Eduquer ? Informer ? Promouvoir ? La « communication » est sans aucun doute une question à « travailler ». Mais plus profondément c’est bien la conception des rapports humains que nous avons à prendre à bras le corps. Celle de l’infinie complexité des rapports entre ceux qui « savent déjà » et ceux qui « ignorent encore ». De la complexité plus grande encore entre ceux qui ont pour mission officielle de (tenter de) modifier les comportements de leurs congénères ; congénères qui ne l’entendent pas toujours de cette oreille.
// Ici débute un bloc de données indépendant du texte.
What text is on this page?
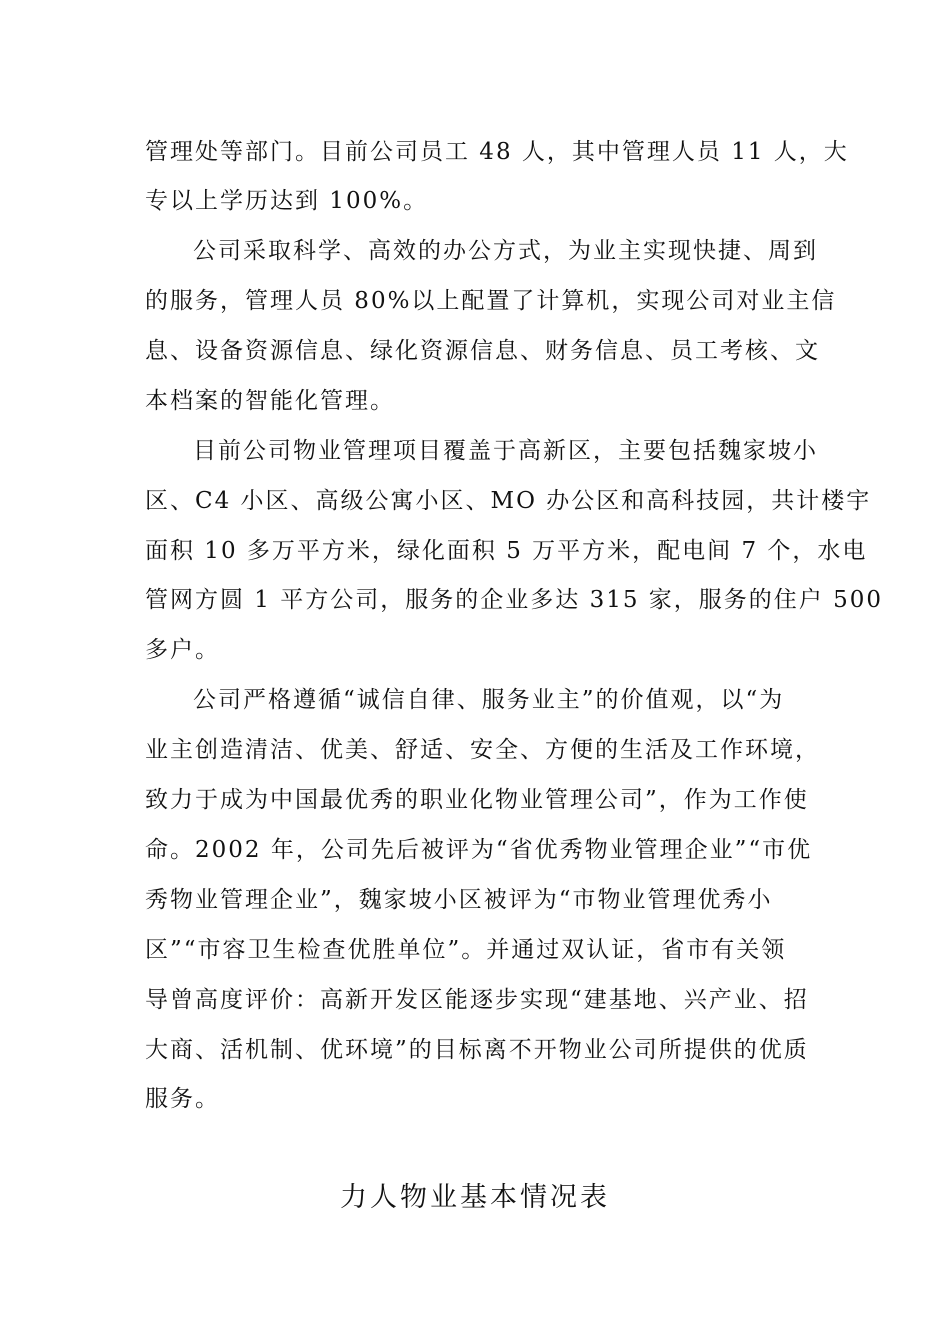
管理处等部门。目前公司员工 48 人，其中管理人员 11 人，大
专以上学历达到 100%。
公司采取科学、高效的办公方式，为业主实现快捷、周到
的服务，管理人员 80%以上配置了计算机，实现公司对业主信
息、设备资源信息、绿化资源信息、财务信息、员工考核、文
本档案的智能化管理。
目前公司物业管理项目覆盖于高新区，主要包括魏家坡小
区、C4 小区、高级公寓小区、MO 办公区和高科技园，共计楼宇
面积 10 多万平方米，绿化面积 5 万平方米，配电间 7 个，水电
管网方圆 1 平方公司，服务的企业多达 315 家，服务的住户 500
多户。
公司严格遵循“诚信自律、服务业主”的价值观，以“为
业主创造清洁、优美、舒适、安全、方便的生活及工作环境，
致力于成为中国最优秀的职业化物业管理公司”，作为工作使
命。2002 年，公司先后被评为“省优秀物业管理企业”“市优
秀物业管理企业”，魏家坡小区被评为“市物业管理优秀小
区”“市容卫生检查优胜单位”。并通过双认证，省市有关领
导曾高度评价：高新开发区能逐步实现“建基地、兴产业、招
大商、活机制、优环境”的目标离不开物业公司所提供的优质
服务。
力人物业基本情况表
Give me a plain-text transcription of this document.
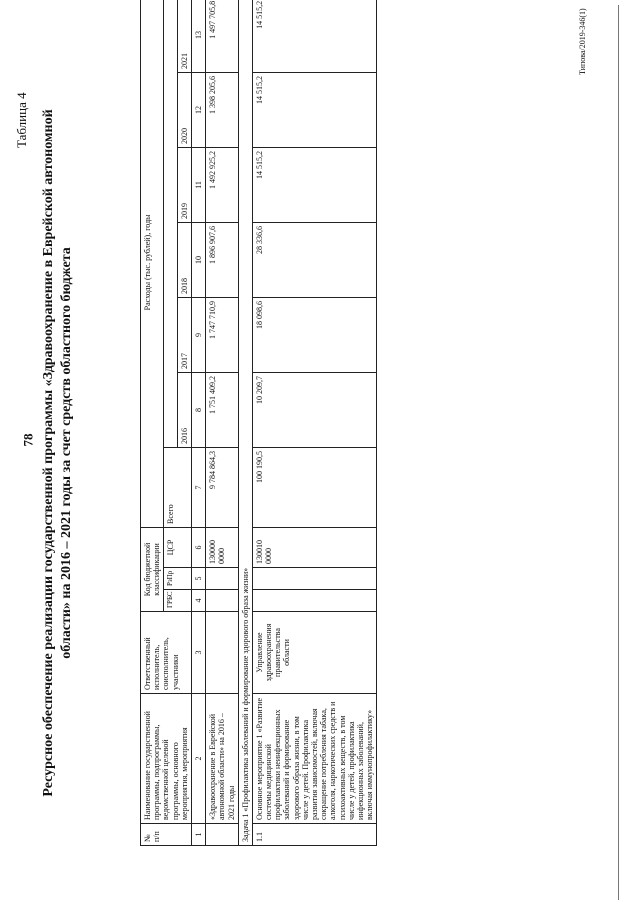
78
Типова/2019-346(1)
Таблица 4 Ресурсное обеспечение реализации государственной программы «Здравоохранение в Еврейской автономной области» на 2016 – 2021 годы за счет средств областного бюджета
№ п/п	Наименование государственной программы, подпрограммы, ведомственной целевой программы, основного мероприятия, мероприятия	Ответственный исполнитель, соисполнитель, участники	Код бюджетной классификации			Расходы (тыс. рублей), годы						
			ГРБС	РзПр	ЦСР	Всего						
							2016	2017	2018	2019	2020	2021
1	2	3	4	5	6	7	8	9	10	11	12	13
	«Здравоохранение в Еврейской автономной области» на 2016 – 2021 годы				130000 0000	9 784 864,3	1 751 409,2	1 747 710,9	1 896 907,6	1 492 925,2	1 398 205,6	1 497 705,8
Задача 1 «Профилактика заболеваний и формирование здорового образа жизни»												
1.1	Основное мероприятие 1 «Развитие системы медицинской профилактики неинфекционных заболеваний и формирование здорового образа жизни, в том числе у детей. Профилактика развития зависимостей, включая сокращение потребления табака, алкоголя, наркотических средств и психоактивных веществ, в том числе у детей, профилактика инфекционных заболеваний, включая иммунопрофилактику»	Управление здравоохранения правительства области			130010 0000	100 190,5	10 209,7	18 098,6	28 336,6	14 515,2	14 515,2	14 515,2
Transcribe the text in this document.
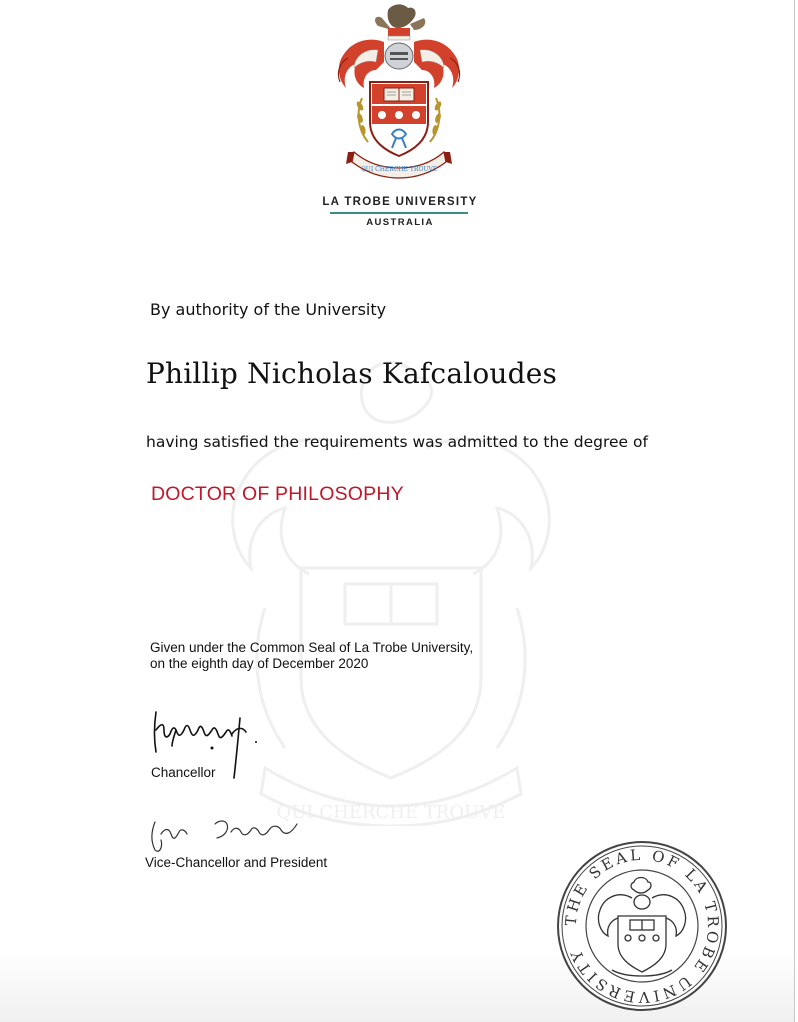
QUI CHERCHE TROUVE
LA TROBE UNIVERSITY
AUSTRALIA
QUI CHERCHE TROUVE
By authority of the University
Phillip Nicholas Kafcaloudes
having satisfied the requirements was admitted to the degree of
DOCTOR OF PHILOSOPHY
Given under the Common Seal of La Trobe University,
on the eighth day of December 2020
Chancellor
Vice-Chancellor and President
THE SEAL OF LA TROBE UNIVERSITY
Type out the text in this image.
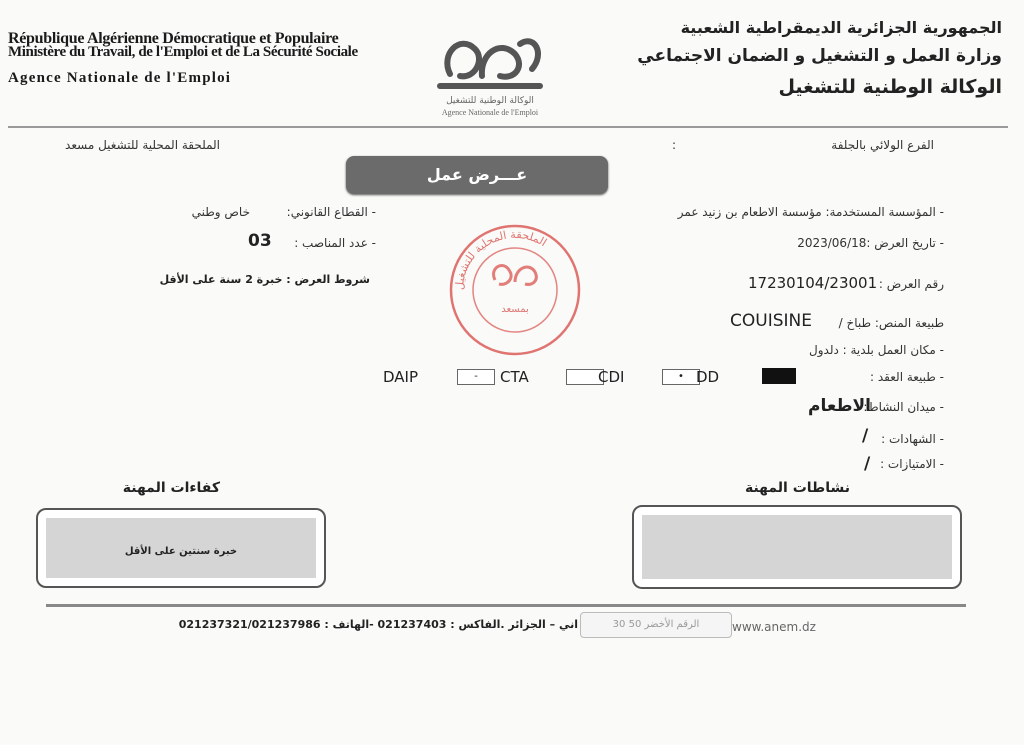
République Algérienne Démocratique et Populaire
Ministère du Travail, de l'Emploi et de La Sécurité Sociale
Agence Nationale de l'Emploi
الجمهورية الجزائرية الديمقراطية الشعبية
وزارة العمل و التشغيل و الضمان الاجتماعي
الوكالة الوطنية للتشغيل
الوكالة الوطنية للتشغيل
Agence Nationale de l'Emploi
الفرع الولائي بالجلفة
:
الملحقة المحلية للتشغيل مسعد
عـــرض عمل
- المؤسسة المستخدمة: مؤسسة الاطعام بن زنيد عمر
- تاريخ العرض :2023/06/18
رقم العرض :
17230104/23001
طبيعة المنص: طباخ /
COUISINE
- مكان العمل بلدية : دلدول
- طبيعة العقد :
- ميدان النشاط:
الاطعام
- الشهادات :
/
- الامتيازات :
/
- القطاع القانوني:
خاص وطني
- عدد المناصب :
03
شروط العرض : خبرة 2 سنة على الأقل
DAIP	-	CTA	CDI	• DD
الملحقة المحلية للتشغيل
بمسعد
كفاءات المهنة
خبرة سنتين على الأقل
نشاطات المهنة
اني – الجزائر .الفاكس : 021237403 -الهاتف : 021237321/021237986	الرقم الأخضر 50 30	www.anem.dz
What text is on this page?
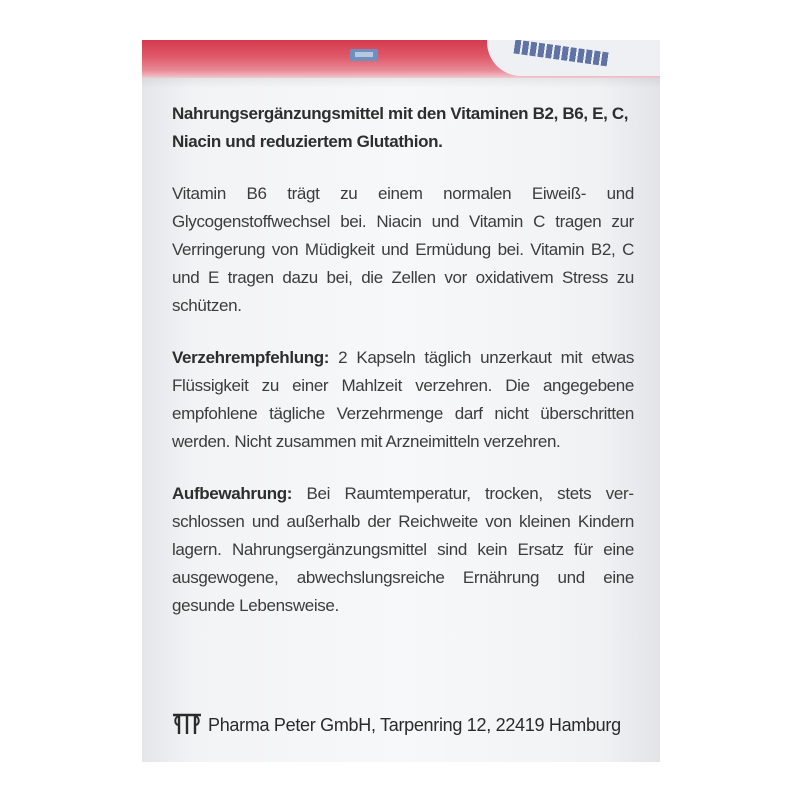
Nahrungsergänzungsmittel mit den Vitaminen B2, B6, E, C, Niacin und reduziertem Glutathion.

Vitamin B6 trägt zu einem normalen Eiweiß- und Glycogenstoffwechsel bei. Niacin und Vitamin C tragen zur Verringerung von Müdigkeit und Ermüdung bei. Vitamin B2, C und E tragen dazu bei, die Zellen vor oxidativem Stress zu schützen.

Verzehrempfehlung: 2 Kapseln täglich unzerkaut mit etwas Flüssigkeit zu einer Mahlzeit verzehren. Die angegebene empfohlene tägliche Verzehrmenge darf nicht überschritten werden. Nicht zusammen mit Arzneimitteln verzehren.

Aufbewahrung: Bei Raumtemperatur, trocken, stets verschlossen und außerhalb der Reichweite von kleinen Kindern lagern. Nahrungsergänzungsmittel sind kein Ersatz für eine ausgewogene, abwechslungsreiche Ernährung und eine gesunde Lebensweise.

Pharma Peter GmbH, Tarpenring 12, 22419 Hamburg
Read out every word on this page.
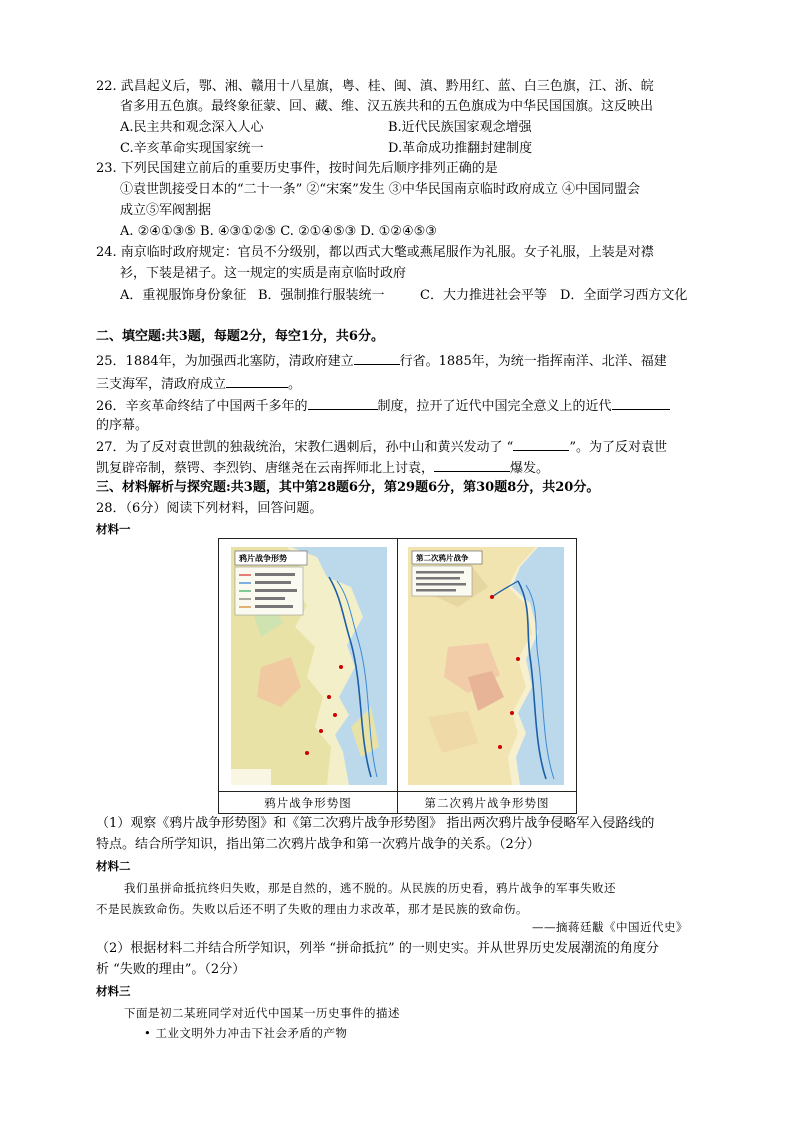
22. 武昌起义后，鄂、湘、赣用十八星旗，粤、桂、闽、滇、黔用红、蓝、白三色旗，江、浙、皖
省多用五色旗。最终象征蒙、回、藏、维、汉五族共和的五色旗成为中华民国国旗。这反映出
A.民主共和观念深入人心	B.近代民族国家观念增强
C.辛亥革命实现国家统一	D.革命成功推翻封建制度
23. 下列民国建立前后的重要历史事件，按时间先后顺序排列正确的是
①袁世凯接受日本的“二十一条” ②“宋案”发生 ③中华民国南京临时政府成立 ④中国同盟会
成立⑤军阀割据
A. ②④①③⑤ B. ④③①②⑤ C. ②①④⑤③ D. ①②④⑤③
24. 南京临时政府规定：官员不分级别，都以西式大氅或燕尾服作为礼服。女子礼服，上装是对襟
衫，下装是裙子。这一规定的实质是南京临时政府
A．重视服饰身份象征 B．强制推行服装统一	C．大力推进社会平等 D．全面学习西方文化
二、填空题:共3题，每题2分，每空1分，共6分。
25．1884年，为加强西北塞防，清政府建立	行省。1885年，为统一指挥南洋、北洋、福建
三支海军，清政府成立	。
26．辛亥革命终结了中国两千多年的	制度，拉开了近代中国完全意义上的近代
的序幕。
27．为了反对袁世凯的独裁统治，宋教仁遇刺后，孙中山和黄兴发动了 “	”。为了反对袁世
凯复辟帝制，蔡锷、李烈钧、唐继尧在云南挥师北上讨袁，	爆发。
三、材料解析与探究题:共3题，其中第28题6分，第29题6分，第30题8分，共20分。
28．（6分）阅读下列材料，回答问题。
材料一
鸦片战争形势	第二次鸦片战争
鸦片战争形势图	第二次鸦片战争形势图
（1）观察《鸦片战争形势图》和《第二次鸦片战争形势图》 指出两次鸦片战争侵略军入侵路线的
特点。结合所学知识，指出第二次鸦片战争和第一次鸦片战争的关系。（2分）
材料二
我们虽拼命抵抗终归失败，那是自然的，逃不脱的。从民族的历史看，鸦片战争的军事失败还
不是民族致命伤。失败以后还不明了失败的理由力求改革，那才是民族的致命伤。
——摘蒋廷黻《中国近代史》
（2）根据材料二并结合所学知识，列举 “拼命抵抗” 的一则史实。并从世界历史发展潮流的角度分
析 “失败的理由”。（2分）
材料三
下面是初二某班同学对近代中国某一历史事件的描述
• 工业文明外力冲击下社会矛盾的产物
Ceintures automobiles, tabac, alcool, nouvelle grippe et démocratie sanitaire ? Mais parlons-en ! Si l’on faisait aujourd’hui voter les Français que répondraient-ils ? Pourquoi les décisions de santé publique ne s’appuient-elles pas davantage sur des règles démocratiques communes ? Pourquoi le médecin, le professionnel de santé publique, le préfet ou la ministre auraient-ils à devoir « convaincre » qu’il faut se faire vacciner ? Ces experts et politiques redouteraient-ils de ne pas avoir la majorité de l’opinion acquise à leurs arguments ? Le « bon peuple » ne serait-il pas définitivement « mûr » pour saisir tous les enjeux de ces questions qui « nous » concernent au premier chef ? La problématique du pour et du contre la vaccination contre la grippe pandémique (qui n’est pas « obligatoire ») résume tout ceci. A nous tous d’en profiter, de rebondir pour nous parler et partager. A nous tous, à notre façon, d’enquêter, de mieux comprendre, d’enseigner.